No obstante, habría que distinguir entre dos formas de la misma o bifurcaciones paralelas. Por una parte, se presenta como tristeza, como “un pañuelo amarillo extendido sobre la mesa”[3]Ibíd., p. 20 y fotografías en sepia que acumulan un vacío de caracolas que, en otro tiempo, lanzaban ecos. Las bóvedas del amor eran antes blancas, grises, naranjas, violetas, y la infancia dejó una impronta de charcos y pureza que ahora son imposibles de alcanzar. “La nostalgia tiene un vestido color envidia”[4]Ibíd., p. 72 porque otros se besarán donde antes lo hicimos nosotros y aquellos besos ya no hallan los mismos labios. El incendio del amor dio pasó al desengaño y, sin embargo, cualquier tarde asoman al cristal de la ventana las imágenes de esos días. ¿Por qué vuelven a supurar las viejas heridas?
Por otra parte, está la nostalgia como renacimiento, como oportunidad para crecer y reconocer el camino.
La madurez aporta gratitud y un poso fecundo de satisfacción por estar vivo. “A veces, creo que estoy cerrando viejas puertas, y aprendo a dejar antiguas pieles en los arcenes, a mudarlas lentamente”[5]Ibíd., p. 18, a enarbolar la esperanza y a no desistir. El pasado siempre vuelve. Lo encontramos en los espejos, nos tropezamos con él en los juegos infantiles de los chiquillos de la calle y parece prevenirnos de que todo es perecedero. Por esta razón, los peces no pueden quedarse varados en ninguna orilla; han de tomar impulso, saltar al agua y precipitarse al torrente de sensaciones de olas y espuma.

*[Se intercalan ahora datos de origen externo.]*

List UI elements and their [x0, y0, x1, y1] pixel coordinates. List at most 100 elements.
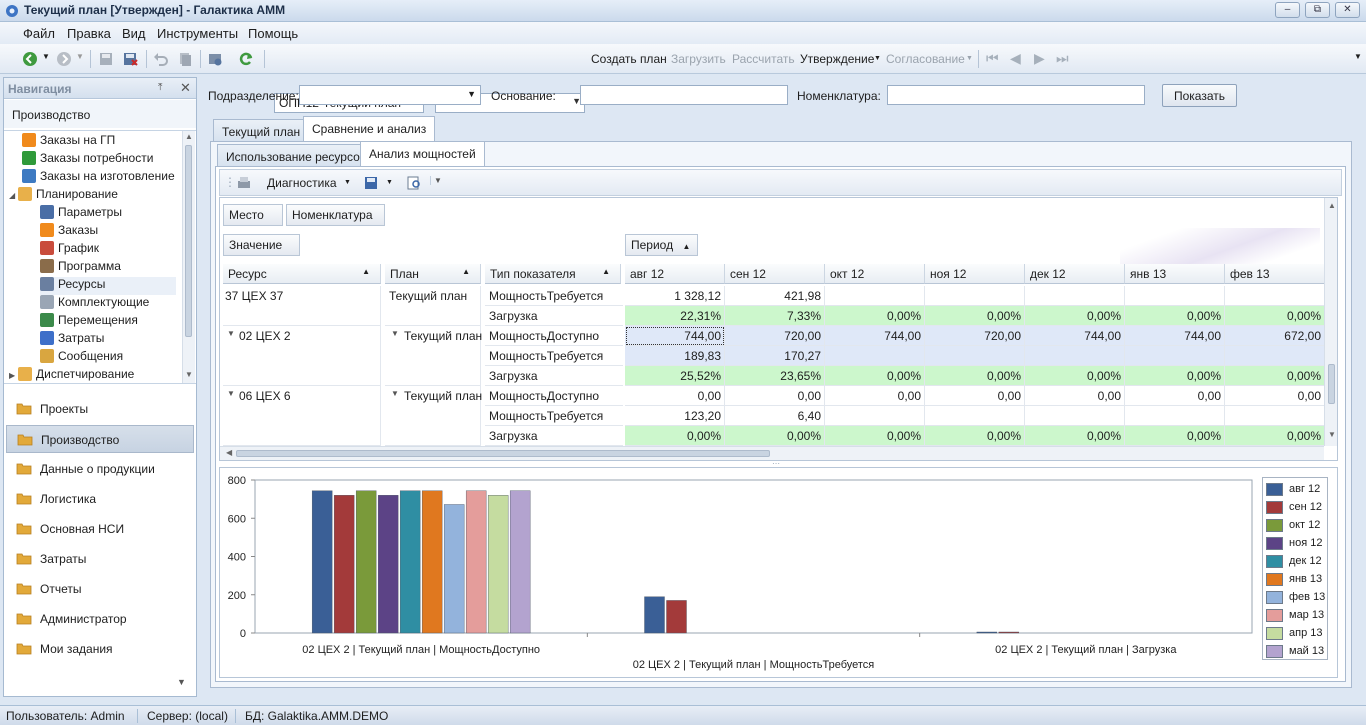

Está claro que la poeta Juana Ríos tiene mucho que ofrecer al mundo de la poesía y, probablemente, a otros ámbitos de la literatura. De momento, su pluma sigue escribiendo y ojalá muy pronto vuelva a llenar páginas con otras aduanas y peces que penetren en corrientes cristalinas. Aquel maestro que, siendo aún una niña, le aseguró que alguna vez entraría en una librería y vería un libro suyo, no se equivocó.